Thousands of Turkish citizens rally in solidarity with Rohingya


A great number of Turkish people gathered to protest ongoing persecution against Muslim minority and the recent incidents in Myanmar's Rakhine state. The protesters holded placards reading "Stop the atrocities", "Massacre in Arakan" and chanting slogans in favor of persecuted people to show solidarity with Rohingya.

Thousands of people took to the streets across Turkey following Friday's prayers to show solidarity with Rohingya, a persecuted Muslim minority in Myanmar's Rakhine state.

Several unions joined rallies showing support for Rohingya.

In Uskudar, one of main districts of Istanbul, a group of people joined a rally outside the Valide Sultan Mosque, protesting the recent incidents in Rakhine.

The protesters were holding placards reading "Stop the atrocities", "Massacre in Arakan [Rakhine]" and chanting slogans in favor of Rohyinga Muslims.

Sanliurfa and Malatya provinces also saw protests after Friday prayers to condemn the recent military action in Rakhine.

Ibrahim Coskun, on behalf of non-governmental organizations (NGO) in Sanliurfa, called the persecution of Rohingya as a "systematic violence against the Muslims".

Speaking to the protesters, Huseyin Polat, spokesman for a Malatya-based NGO Common Values Platform, said: "When it comes to Muslims, the entire world keeps mum."

In the southeast provinces of Diyarbakir and Mardin, people took part in the rallies, sharing brotherhood massages and voicing their concerns over the situation.

Mosques across the country focused on the plight of Rohingya in Friday's sermon.

Rohingya, described by the UN as the world's most persecuted people, have faced heightened fears of attack since dozens were killed in communal violence in 2012.

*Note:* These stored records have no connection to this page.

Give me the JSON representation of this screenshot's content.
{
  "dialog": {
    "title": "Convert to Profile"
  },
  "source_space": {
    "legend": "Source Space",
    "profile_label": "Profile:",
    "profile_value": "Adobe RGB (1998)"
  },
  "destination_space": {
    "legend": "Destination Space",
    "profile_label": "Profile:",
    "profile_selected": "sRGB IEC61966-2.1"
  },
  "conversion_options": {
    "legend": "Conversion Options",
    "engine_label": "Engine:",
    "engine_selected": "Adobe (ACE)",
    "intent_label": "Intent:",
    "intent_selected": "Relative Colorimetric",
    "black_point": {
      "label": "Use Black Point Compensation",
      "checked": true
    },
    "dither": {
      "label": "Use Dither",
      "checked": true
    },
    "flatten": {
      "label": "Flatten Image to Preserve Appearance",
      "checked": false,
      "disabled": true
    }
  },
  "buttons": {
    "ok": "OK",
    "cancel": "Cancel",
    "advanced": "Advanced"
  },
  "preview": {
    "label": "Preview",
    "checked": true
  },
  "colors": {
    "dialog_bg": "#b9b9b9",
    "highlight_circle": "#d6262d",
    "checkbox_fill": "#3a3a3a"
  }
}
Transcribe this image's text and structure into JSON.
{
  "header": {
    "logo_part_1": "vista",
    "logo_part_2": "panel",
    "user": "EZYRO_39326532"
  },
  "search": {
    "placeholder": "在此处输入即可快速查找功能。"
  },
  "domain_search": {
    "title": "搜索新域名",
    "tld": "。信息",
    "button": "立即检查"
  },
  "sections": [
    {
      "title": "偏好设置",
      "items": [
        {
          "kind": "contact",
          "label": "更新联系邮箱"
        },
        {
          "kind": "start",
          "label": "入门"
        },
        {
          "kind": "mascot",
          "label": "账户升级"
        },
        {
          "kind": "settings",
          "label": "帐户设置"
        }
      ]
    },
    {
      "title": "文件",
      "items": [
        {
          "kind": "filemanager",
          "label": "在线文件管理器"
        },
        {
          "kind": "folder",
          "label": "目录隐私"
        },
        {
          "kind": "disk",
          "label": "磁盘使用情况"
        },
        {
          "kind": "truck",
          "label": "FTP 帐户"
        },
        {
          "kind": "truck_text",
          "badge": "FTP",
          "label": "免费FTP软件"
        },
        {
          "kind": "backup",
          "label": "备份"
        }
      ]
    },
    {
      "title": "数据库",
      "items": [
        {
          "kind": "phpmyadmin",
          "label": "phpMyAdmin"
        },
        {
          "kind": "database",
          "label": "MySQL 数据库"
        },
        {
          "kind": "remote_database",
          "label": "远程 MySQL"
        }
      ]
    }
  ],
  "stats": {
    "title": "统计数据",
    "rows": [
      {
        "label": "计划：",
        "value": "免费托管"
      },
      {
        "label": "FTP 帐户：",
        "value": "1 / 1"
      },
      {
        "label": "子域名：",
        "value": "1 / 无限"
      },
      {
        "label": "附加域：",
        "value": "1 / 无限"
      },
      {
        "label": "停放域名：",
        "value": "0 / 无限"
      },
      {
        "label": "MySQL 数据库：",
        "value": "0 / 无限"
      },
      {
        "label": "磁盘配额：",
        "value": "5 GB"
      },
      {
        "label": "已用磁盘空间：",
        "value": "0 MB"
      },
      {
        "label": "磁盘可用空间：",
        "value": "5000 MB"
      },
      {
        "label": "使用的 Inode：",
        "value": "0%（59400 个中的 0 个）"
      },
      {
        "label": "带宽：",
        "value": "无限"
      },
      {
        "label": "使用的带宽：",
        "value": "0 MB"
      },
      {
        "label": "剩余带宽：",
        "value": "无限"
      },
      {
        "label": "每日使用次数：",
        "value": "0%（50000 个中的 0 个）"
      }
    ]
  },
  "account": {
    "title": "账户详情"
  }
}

Last October, following attacks on border posts in Rakhine's Maungdaw district, Myanmar security forces launched a five-month crackdown in which, according to Rohingya groups, around 400 people were killed.

The UN documented mass gang rapes, killings -- including infants and young children -- brutal beatings and disappearances committed by security personnel.

In a report, UN investigators said the human rights violations constituted crimes against humanity.

Fresh violence erupted in Myanmar's Rakhine state nearly two weeks ago when security forces launched an operation against the Rohingya community.

Bangladesh, which already hosted around 400,000 Rohingya refugees, has faced a fresh influx of refugees since the security operation was launched.

According to the UN, 270,000 Rohingya have sought refuge in Bangladesh as of Friday.